The beets that I used are from Morningside Farms. Although beets aren’t in season, the Morningside farmers store them at 38˚F at 80% humidity with very little airflow in the boxes to discourage mold without drying the roots out. The result is a fresh root that doesn’t miss a beet when it comes to quality. When roasted, the sugar in the beets caramelizes and intensifies in sweetness and flavor complexity.
The honey that I used is from Greenfield Berry Farm, where their bees are kept by blueberry bushes. The result is a delicious, light honey with subtle floral notes. Better than any I have ever tasted! Greenfield Farm is a part of the Community Supported Agriculture program.

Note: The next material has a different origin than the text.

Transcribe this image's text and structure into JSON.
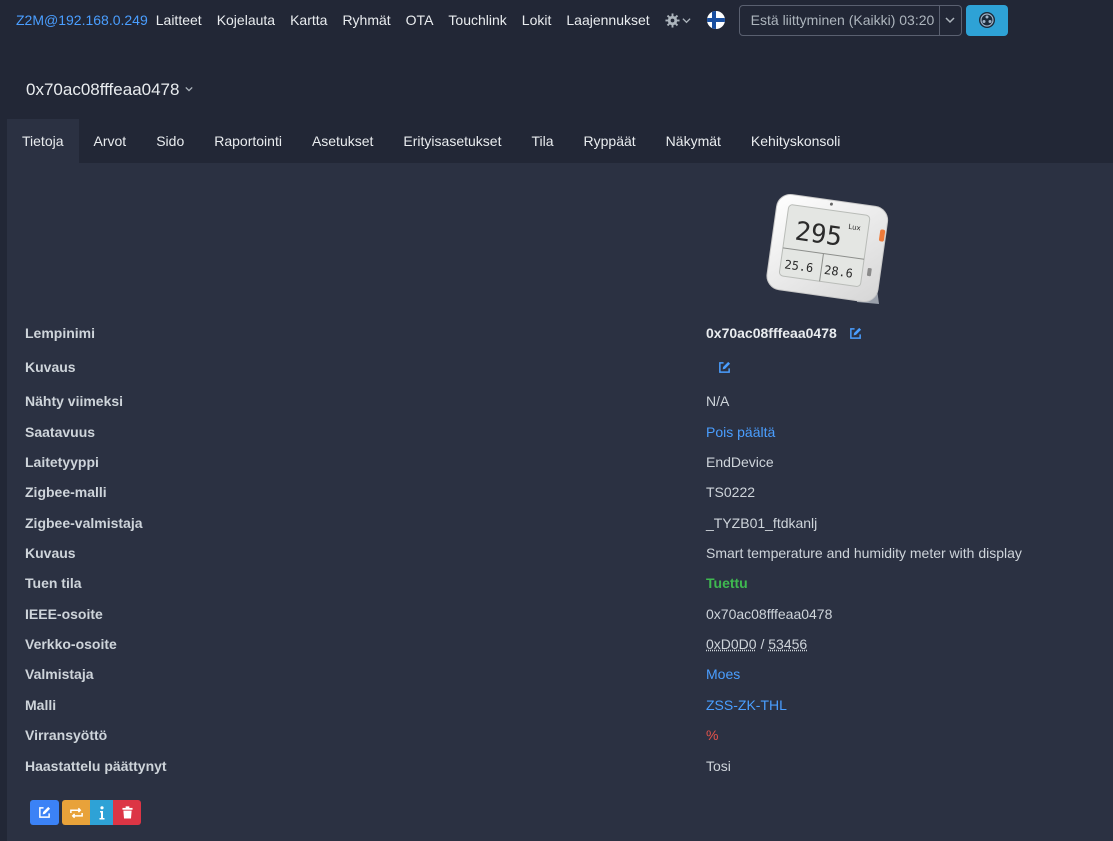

They practice natural, sustainable farming and work with other local farmers to contribute to the CSA passion.
The eggs used in this recipe are from Brunty Farms. The eggs specifically come from Golden Comet chickens that are Pasture Raised and cage-free. Their eggs are fresh, organic, and were the perfect binding agent for the cake. They also contributed to some darn good scrambled eggs.
CAKE: 1 ¾ pounds red beets 8 oz. unsalted butter, melted, plus more for the pan 1 ¼ cups all-purpose, unbleached flour ¼ cup unsweetened cocoa powder, plus more for the pan ½ tsp cardamom 1 ½ tsp baking soda ¼ tsp salt 3 large eggs 1 C granulated sugar 1/2 C packed light brown sugar 1 tsp real vanilla extract 3 oz. semisweet chocolate, melted
Scrub any dirt off of the beets, halve them lengthwise, prick and wrap in foil. Bake the beets for 50 minutes on a baking sheet, check at 30 minute mark. When they are cool enough to handle, rub off the skin using a paper towel. Puree in a food processor until smooth. You’ll need 1 ½ cups of puree for the cake.
Butter the bottom and sides of a 9×13-inch baking pan and line the bottom with parchment paper. Butter the paper and dust the pan with cocoa powder.
In a bowl, stir together the flour, ¼ cup cocoa powder, the baking soda, the cardamom, and salt.
In a separate bowl, using an electric mixer, beat the eggs, both sugars, the melted butter, and vanilla until well combined. Beat in the pureed beets and melted chocolate. Fold in the flour mixture until just combined.
Pour the batter into your prepared pan and smooth the top. Bake for 35-40 minutes, or until the cake just starts to pull away from the sides of a pan. The cake is done when a wooden toothpick or skewer inserted in the center comes out with a few moist crumbs attached.
Cool in the pan on a wire rack, then run a metal spatula around the sides and invert onto a serving platter. You may also leave it in the pan as I did.
To make the chocolate glaze, melt the chocolate in a medium bowl set over a pan of simmering water. Ensure that the bowl does not touch the water to avoid burning the chocolate. Remove from the heat and stir in the butter and honey. Cool, stirring occasionally until the glaze is a spreading consistency. Spread over the cooled cake and top with toasted coconut, or nothing at all.
Eat every last bite.
Thank you to all of the famers who contributed ingredients!